Jonathan is a partner in Blandy & Blandy LLP, solicitors in Reading. He joined the firm as a trainee solicitor in 1991 and qualified as a solicitor in October 1993. Since qualification he has worked in the firm’s Probate, Tax & Trust Department specialising in all aspects of estate and trust administration, lifetime estate planning and Court of Protection work. He was first appointed as Under Sheriff for Berkshire in August 2002.
The firm of Blandy & Blandy has been associated with the office of Under Sheriff since 1837 when John Jackson Blandy was appointed as Under Sheriff.
The role of Under Sheriff
In medieval times Sheriffs were important men and often had other business of the King to attend to in addition to the multiple duties of the medieval Sheriff. It therefore became the custom to appoint an Under Sheriff to ensure that the business of the shire could continue even when the Sheriff was occupied on other affairs. The term Under Sheriff is first recorded in the 12th century.

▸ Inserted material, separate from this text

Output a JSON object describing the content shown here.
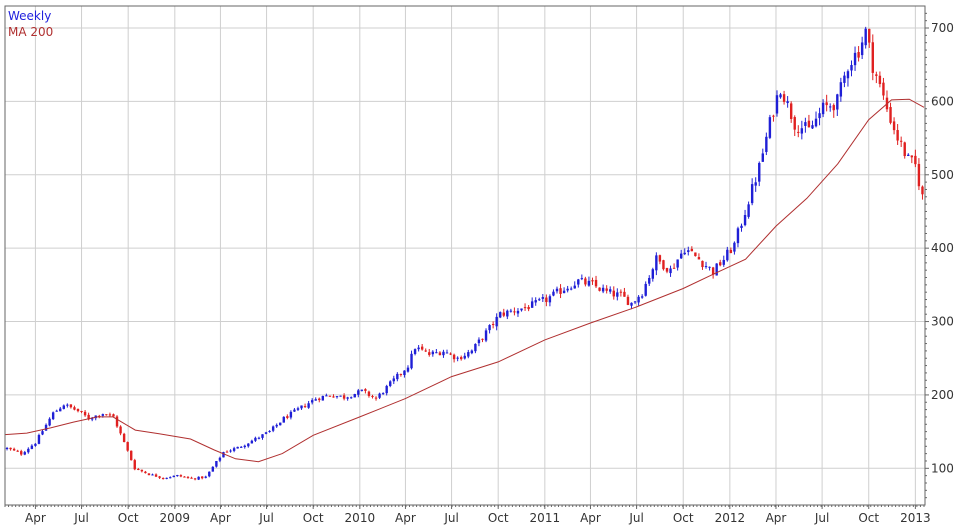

It is a requirement of the Sheriffs’ Act 1887 that a High Sheriff must appoint an Under Sheriff within one month taking office. The Under Sheriff is often a solicitor and is appointed annually by successive High Sheriffs and is responsible for the legal functions of the office, leaving the High Sheriff to perform ceremonial functions of the office.
Until 2004, all High Court writs were addressed to the High Sheriff and the Under Sheriff was responsible for the execution of those writs via his Sheriff’s officers and bailiffs. Following the changes introduced in 2004, those writs are no longer addressed to the High Sheriff, but Jonathan Gater still deals with the enforcement of High Court writs in his capacity as an authorised High Court Enforcement Officer.
The role of Under Sheriff is therefore now largely ceremonial, with the main responsibilities being organising the swearing-in of the High Sheriff each year, liaising with the Courts regarding the visits of High Court Judges throughout the year and the annual ceremonial church service to celebrate the opening of the Crown Court, which usually takes place each October.